Harus Baca! Janji Yang Menjadi Kutukan Manis

Lorong istana berbisik. Dindingnya, dipenuhi lukisan usang para kaisar, seolah mengawasi setiap langkah kaki yang berani menyusurinya. Kabut tipis merayap masuk dari taman, menyelimuti ukiran naga dan phoenix dengan misteri yang menyesakkan. Di tengah keheningan ini, sosoknya muncul.

Li Wei. Pangeran Mahkota yang DILAPORKAN tewas sepuluh tahun lalu dalam pemberontakan berdarah. Kini, ia berdiri di depan pintu kamar Permaisuri, tatapannya setajam belati, selembut sutra.

"Ibu," bisiknya, suara yang tak lagi mencerminkan kepolosan masa lalu. "Lama kita tak berjumpa."

Permaisuri, yang selama ini dikenal sebagai lambang kesabaran dan kasih sayang, berbalik. Matanya menyipit, meneliti sosok di hadapannya. "Li Wei? Bagaimana mungkin…?"

"Mungkin saja, Ibu. Atau mungkin, yang selama ini kalian percayai adalah ilusi belaka," jawab Li Wei, senyum tipis tersungging di bibirnya. Senyum yang tak sampai ke matanya.

Ruangan itu dipenuhi aroma cendana dan kebohongan. Cahaya rembulan yang masuk dari jendela menyoroti debu yang berterbangan, seolah menari mengikuti alunan melodi rahasia.

"Kau tahu, Li Wei," Permaisuri memulai, suaranya tenang namun mengandung racun. "Kematianmu adalah tragedi besar. Pemberontakan itu… MEMBEBASKAN kerajaan dari banyak hal."

"Membebaskan?" Li Wei terkekeh pelan. "Atau memuluskan jalan bagi impian Ibu?"

Tensi meningkat. Udara terasa berat, seolah kedua insan ini tengah bertarung tanpa senjata. Kata-kata mereka adalah pedang, menusuk dan menyayat.

"Kau membuat kesalahan, anakku," Permaisuri mendekat, tangannya menyentuh pipi Li Wei. Sentuhan yang dulunya hangat, kini terasa dingin dan menghantui. "Kau seharusnya tetap mati."

Li Wei meraih tangan ibunya, genggamannya erat. "Janji itu, Ibu. Janji yang Ibu ucapkan di bawah pohon sakura saat aku masih kecil. Ibu berjanji akan melindungiku. Tapi Ibu sendiri yang memerintahkan kematianku."

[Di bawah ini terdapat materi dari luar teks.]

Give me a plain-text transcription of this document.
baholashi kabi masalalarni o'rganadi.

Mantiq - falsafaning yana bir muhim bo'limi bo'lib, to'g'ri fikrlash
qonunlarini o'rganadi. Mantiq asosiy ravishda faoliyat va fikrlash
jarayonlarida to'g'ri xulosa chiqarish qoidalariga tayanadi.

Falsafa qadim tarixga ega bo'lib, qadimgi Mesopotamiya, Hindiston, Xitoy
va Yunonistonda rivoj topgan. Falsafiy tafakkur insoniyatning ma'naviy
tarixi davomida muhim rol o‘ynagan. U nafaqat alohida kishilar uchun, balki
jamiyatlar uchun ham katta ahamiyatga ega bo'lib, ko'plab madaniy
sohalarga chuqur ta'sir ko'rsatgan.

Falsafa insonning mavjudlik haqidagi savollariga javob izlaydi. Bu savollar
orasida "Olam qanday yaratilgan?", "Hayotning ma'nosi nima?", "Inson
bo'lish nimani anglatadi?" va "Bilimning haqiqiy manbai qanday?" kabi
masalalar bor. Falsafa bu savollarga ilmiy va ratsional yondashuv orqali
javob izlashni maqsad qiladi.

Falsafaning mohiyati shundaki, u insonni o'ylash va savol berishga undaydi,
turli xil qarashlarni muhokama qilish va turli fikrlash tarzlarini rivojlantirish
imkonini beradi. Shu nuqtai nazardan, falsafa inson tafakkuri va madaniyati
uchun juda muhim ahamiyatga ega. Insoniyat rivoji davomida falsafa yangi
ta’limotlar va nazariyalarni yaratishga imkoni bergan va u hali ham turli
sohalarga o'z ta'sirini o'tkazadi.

"Janji hanyalah kata-kata, Li Wei. Kekuatanlah yang abadi." Permaisuri menatap Li Wei dengan tatapan dingin dan tanpa penyesalan.

Lalu, Li Wei tersenyum. Bukan senyum pahit, bukan senyum sedih, melainkan senyum kemenangan yang dingin dan menakutkan.

"Kau salah, Ibu. Kekuatan memang abadi. Dan kekuatan itu… selalu ada di tanganku sejak awal."

Dan saat itulah, Permaisuri menyadari bahwa selama ini ia hanyalah bidak dalam permainan sang Pangeran Mahkota.